Out in the Storm – Waxahatchee
Katie Crutchfield’s album is the type of album you want to have a beer with at a party, but it’s also one where you want to lay curled up in a ball with exploring the emotional dumpster fire your life is. She doesn’t just need ballads to hit us it hurts. She lets us have fun while telling us how her heart was torn out.
I See You – The xx
Most of my rock sensibilities or softer acoustic affairs. This album is anything but. It’s fun. F.U.N. The electronic undertones will sweep you off your feet.
And now for some short and sweet releases.
Salt – Lauren Strange
Three songs of pop rock perfection. Strange doesn’t play games. She just writes infectious melodies and every instrument knows exactly what to do and when to do it.
Youth – Luna Shadows
Dreamy. Synthy. Dancey. There’s a lot happening in these four songs. But pay attention to how breathtaking her voice is.
Middle Kids– Middle Kids
Everything I said about Big Thief/Jay Som/Waxahatchee above is relevant here. Imagine what these Aussie’s are going to do with a full length
Raw and Declawed – Wicca Phase Springs Eternal
Adam McIlwee was Tigers Jaw. Then he wasn’t. Here he drops his gothic rap in favor of three raw songs with just his voice and guitar.

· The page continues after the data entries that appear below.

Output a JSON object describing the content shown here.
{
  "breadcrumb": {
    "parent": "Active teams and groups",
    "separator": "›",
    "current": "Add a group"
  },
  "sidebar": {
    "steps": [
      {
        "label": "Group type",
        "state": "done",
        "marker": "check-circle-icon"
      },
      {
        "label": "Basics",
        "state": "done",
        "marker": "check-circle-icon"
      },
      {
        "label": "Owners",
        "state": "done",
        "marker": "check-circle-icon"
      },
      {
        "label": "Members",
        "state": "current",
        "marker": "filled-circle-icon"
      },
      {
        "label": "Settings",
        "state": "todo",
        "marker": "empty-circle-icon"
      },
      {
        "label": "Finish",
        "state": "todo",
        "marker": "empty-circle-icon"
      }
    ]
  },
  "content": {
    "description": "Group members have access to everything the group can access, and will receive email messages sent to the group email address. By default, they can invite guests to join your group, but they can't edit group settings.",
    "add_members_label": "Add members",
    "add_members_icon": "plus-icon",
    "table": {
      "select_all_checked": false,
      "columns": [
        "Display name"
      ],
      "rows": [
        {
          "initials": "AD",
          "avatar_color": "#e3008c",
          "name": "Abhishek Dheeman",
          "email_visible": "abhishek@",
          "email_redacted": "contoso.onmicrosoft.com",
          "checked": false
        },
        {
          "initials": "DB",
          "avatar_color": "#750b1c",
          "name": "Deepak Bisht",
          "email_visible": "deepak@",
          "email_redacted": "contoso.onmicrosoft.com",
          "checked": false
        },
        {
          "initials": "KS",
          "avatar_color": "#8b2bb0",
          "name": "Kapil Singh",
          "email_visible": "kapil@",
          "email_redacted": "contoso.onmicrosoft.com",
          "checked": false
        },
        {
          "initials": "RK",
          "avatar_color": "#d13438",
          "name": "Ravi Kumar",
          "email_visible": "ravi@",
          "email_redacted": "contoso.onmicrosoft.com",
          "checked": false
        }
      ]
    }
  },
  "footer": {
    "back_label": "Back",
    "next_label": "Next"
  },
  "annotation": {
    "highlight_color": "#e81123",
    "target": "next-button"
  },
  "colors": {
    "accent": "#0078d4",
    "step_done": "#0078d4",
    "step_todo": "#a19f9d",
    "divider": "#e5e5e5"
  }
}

You’re Already in Paradise – yellowbirddd
Liam McCormack’s coffee shop acoustic melodies found a synth and the Bostonian in Los Angeles produces his sunniest set of songs yet.
Here are five podcasts for you if you somehow hate music but still need some aural stimulation.
Social commentary and comedy go hand in hand. The two dope goddesses are better than Stewart and Colbert. Yeah, I said it.
The most sincere discussions of LGBTQ topics happen here. For gay/straight/whatever listeners.
A slew of liberal podcasts that are the answer to Conservative talk radio. Welcome to the bias.
Don’t go into it expecting a murder mystery. It’s an exploration of the rural south.
The third season of this true crime/cold case series continues to produce the best material in the post-Serial void.